Un instant place des cocotiers

par Clemence

Je flotte, je vole ou plutôt j’essaye de m’envoler et je finis enroulé autour du mat qui me retient.

De mon poste privilégié, je regarde et observe. Un bus s’arrête sous moi. Vivement qu’il bouge. Asphyxié par son gaz, je me tortille au gré du vent pour échapper aux odeurs nauséabondes. Cela m’arrive un peu trop souvent. Ces engins de métal sont d’une telle puanteur.

Cachés sous le feuillage de l’arbre majestueux en face de moi, se reposent ces êtres que l’on appelle humains. Nous en discutons souvent tous les deux, l’arbre et moi. Il me dit que, des fois, ils lui font mal à graver sur son écorce leurs noms au couteau.

De ma hauteur, je ne peux que claquer et tenter d’attirer leur attention. En vain, je fais partie du décor. On m’ignore la plupart du temps. Qui pourrait penser qu’un drapeau enregistre tout ce qu’il se passe ?

Jeune, mais déjà décati. Je flotte fier et un peu abîmé sur le fronton du musée de la ville. Peu de visiteurs passent les grilles. Ils viennent y chercher la fraîcheur alors que je grille. Ils rougissent et brunissent sous le coup du soleil alors que je pâlis sous ses assauts. Aujourd’hui vif et chatoyant, demain fade et éteint. Je ne perds pas pour autant une miette de ce qu’il se passe quelques mètres plus bas.
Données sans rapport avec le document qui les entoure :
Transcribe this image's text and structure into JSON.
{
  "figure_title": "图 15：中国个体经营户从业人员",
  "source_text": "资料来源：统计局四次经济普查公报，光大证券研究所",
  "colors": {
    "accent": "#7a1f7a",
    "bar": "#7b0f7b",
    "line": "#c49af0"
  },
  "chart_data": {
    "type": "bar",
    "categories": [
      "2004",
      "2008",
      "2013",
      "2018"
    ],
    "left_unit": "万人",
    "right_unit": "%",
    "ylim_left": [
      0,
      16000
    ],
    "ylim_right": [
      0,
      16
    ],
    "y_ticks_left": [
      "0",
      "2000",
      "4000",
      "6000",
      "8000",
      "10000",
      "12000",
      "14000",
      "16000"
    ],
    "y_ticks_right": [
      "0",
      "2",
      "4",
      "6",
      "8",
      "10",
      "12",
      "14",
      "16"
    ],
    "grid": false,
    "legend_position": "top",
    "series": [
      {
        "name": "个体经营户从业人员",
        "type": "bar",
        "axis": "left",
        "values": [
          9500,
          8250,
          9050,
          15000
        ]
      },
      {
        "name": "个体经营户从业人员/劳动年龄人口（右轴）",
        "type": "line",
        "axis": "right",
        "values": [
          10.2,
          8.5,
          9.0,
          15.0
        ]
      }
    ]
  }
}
Vieilli prématurément par les éléments, je vis intensément les histoires de la place des cocotiers. Un couple qui flirte. Deux vieilles qui échangent les derniers commérages. Un enfant qui joue. Des jeunes qui rient et plaisantent. 3 touristes discutent sous leur chapeau de paille qui n’a plus de forme.

Chaque jour de nouvelles histoires, toujours un peu semblables, viennent me distraire.

Soudain, une sirène me raidit les fibres. Dans le brouhaha lent et étouffé par la chaleur, ce son strident me sort de ma torpeur. Un instant, bref mais intense. Rien d’envoûtant. L’ambulance passée, je me laisse à nouveau porter par le vent.

Je suis sur le plus beau bâtiment de la place et un des plus anciens. Depuis début 1900, qu’il existe le patriarche. Nous faisons la paire depuis moins longtemps, mais je suis fier d’en être l’atout glamour. Au loin, les cloches de la cathédrale me rappellent que notre partenariat aura une fin. De tissu et de couleur, je ne sais pas aussi bien résister que mon compère au temps qui passe. Le soleil me tape sur le ciboulot et m’use bien vite.

Je me déplie sous la caresse du vent. Une vision à 360 degrés.

Des petites histoires me sont comptées nuit et jour. Sans importance aucune, elles ne sont que le reflet de courts instants de vie.